The Botany of Gin
by Chris Thorogood and Simon Hiscock
Bodleian Libraries in association with Oxford Botanic Garden
£15. ISBN 978-1851245536
I had the pleasure of reading this lovely book one hot afternoon in a shady spot of the garden. Naturally, I mixed myself a large G&T to enhance the experience and the more I read, the more I appreciated each sip. The introduction takes us through the fascinating history of gin that begins with its use as a medicine in Ancient Greece, then takes us through its introduction to England from the Netherlands in the 16th century and the ‘gin craze’ of the 18th century, which reduced London to ‘the most lawless and drunken city in Europe’, to its subsequent prohibition. Later gin saw a renaissance in the 19th century and its increasing popularity today. Methods of making gin are also discussed, resulting in the vast range of classical, contemporary and artisan gins we have today.
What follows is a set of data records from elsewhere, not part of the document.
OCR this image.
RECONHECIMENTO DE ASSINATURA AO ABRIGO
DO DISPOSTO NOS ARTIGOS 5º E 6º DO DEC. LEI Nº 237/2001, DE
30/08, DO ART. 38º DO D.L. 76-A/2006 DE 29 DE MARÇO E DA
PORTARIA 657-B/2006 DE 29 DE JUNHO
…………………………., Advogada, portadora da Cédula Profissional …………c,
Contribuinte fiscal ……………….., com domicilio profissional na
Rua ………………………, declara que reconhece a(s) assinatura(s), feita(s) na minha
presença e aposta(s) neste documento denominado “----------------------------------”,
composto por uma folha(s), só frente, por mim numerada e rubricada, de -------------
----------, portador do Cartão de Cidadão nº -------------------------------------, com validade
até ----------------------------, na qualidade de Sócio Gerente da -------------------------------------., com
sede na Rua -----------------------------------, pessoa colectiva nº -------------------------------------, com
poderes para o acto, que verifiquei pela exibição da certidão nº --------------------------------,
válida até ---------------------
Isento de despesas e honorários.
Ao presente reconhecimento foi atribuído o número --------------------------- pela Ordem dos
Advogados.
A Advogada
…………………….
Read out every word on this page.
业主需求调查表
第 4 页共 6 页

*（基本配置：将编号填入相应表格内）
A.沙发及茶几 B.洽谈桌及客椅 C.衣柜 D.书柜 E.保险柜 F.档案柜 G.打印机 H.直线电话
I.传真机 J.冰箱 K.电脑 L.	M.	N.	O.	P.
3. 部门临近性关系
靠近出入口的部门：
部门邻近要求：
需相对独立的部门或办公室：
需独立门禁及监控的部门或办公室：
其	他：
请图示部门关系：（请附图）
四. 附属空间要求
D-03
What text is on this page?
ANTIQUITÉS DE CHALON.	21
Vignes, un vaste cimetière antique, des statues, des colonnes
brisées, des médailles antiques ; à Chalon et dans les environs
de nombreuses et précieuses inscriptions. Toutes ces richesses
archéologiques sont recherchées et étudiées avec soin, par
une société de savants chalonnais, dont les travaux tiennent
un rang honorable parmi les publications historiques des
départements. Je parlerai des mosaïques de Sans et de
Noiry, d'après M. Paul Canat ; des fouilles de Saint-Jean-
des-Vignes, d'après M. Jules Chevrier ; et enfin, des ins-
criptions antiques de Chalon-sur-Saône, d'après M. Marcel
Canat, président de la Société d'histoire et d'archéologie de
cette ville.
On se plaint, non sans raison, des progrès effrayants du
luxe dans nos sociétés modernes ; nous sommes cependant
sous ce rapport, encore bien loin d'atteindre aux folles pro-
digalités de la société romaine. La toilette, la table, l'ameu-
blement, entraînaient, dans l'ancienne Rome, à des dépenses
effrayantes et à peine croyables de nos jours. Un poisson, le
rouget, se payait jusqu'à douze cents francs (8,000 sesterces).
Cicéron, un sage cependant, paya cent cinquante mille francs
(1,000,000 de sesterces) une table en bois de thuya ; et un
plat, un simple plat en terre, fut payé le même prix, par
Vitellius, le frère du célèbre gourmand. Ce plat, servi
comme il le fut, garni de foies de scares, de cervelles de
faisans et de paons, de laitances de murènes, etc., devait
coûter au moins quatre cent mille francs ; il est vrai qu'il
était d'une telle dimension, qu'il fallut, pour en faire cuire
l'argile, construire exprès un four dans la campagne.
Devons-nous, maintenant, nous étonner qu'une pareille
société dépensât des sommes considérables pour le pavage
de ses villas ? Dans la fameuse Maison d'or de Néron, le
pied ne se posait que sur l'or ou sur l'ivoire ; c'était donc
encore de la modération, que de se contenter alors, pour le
The majority of this book is dedicated to the botanicals, a huge and diverse range of aromatic plants. These are sourced from all over the world and are the plants that truly tell the story of this complex drink. Each plant has a page of its own, with detailed description, geographical distribution and information on its use. Chris Thorogood’s exquisite botanical illustrations are almost reason enough to buy this book. Each one is a beautiful work of art. However, this is far more than a pretty picture book. Chris and Simon’s deep knowledge, understanding and appreciation of both gin and the plants, opens our eyes to the subtleties and complexities of the blending of this range of plant-based flavours.
Anyone who enjoys a good gin and tonic will enjoy this book, and its concise information about the extraordinary range of botanicals now used is likely to inspire further exploration of the many exciting varieties of this well loved spirit. The Botany of Gin will make a very welcome addition to the bookshelf in our bar at Gravetye Manor.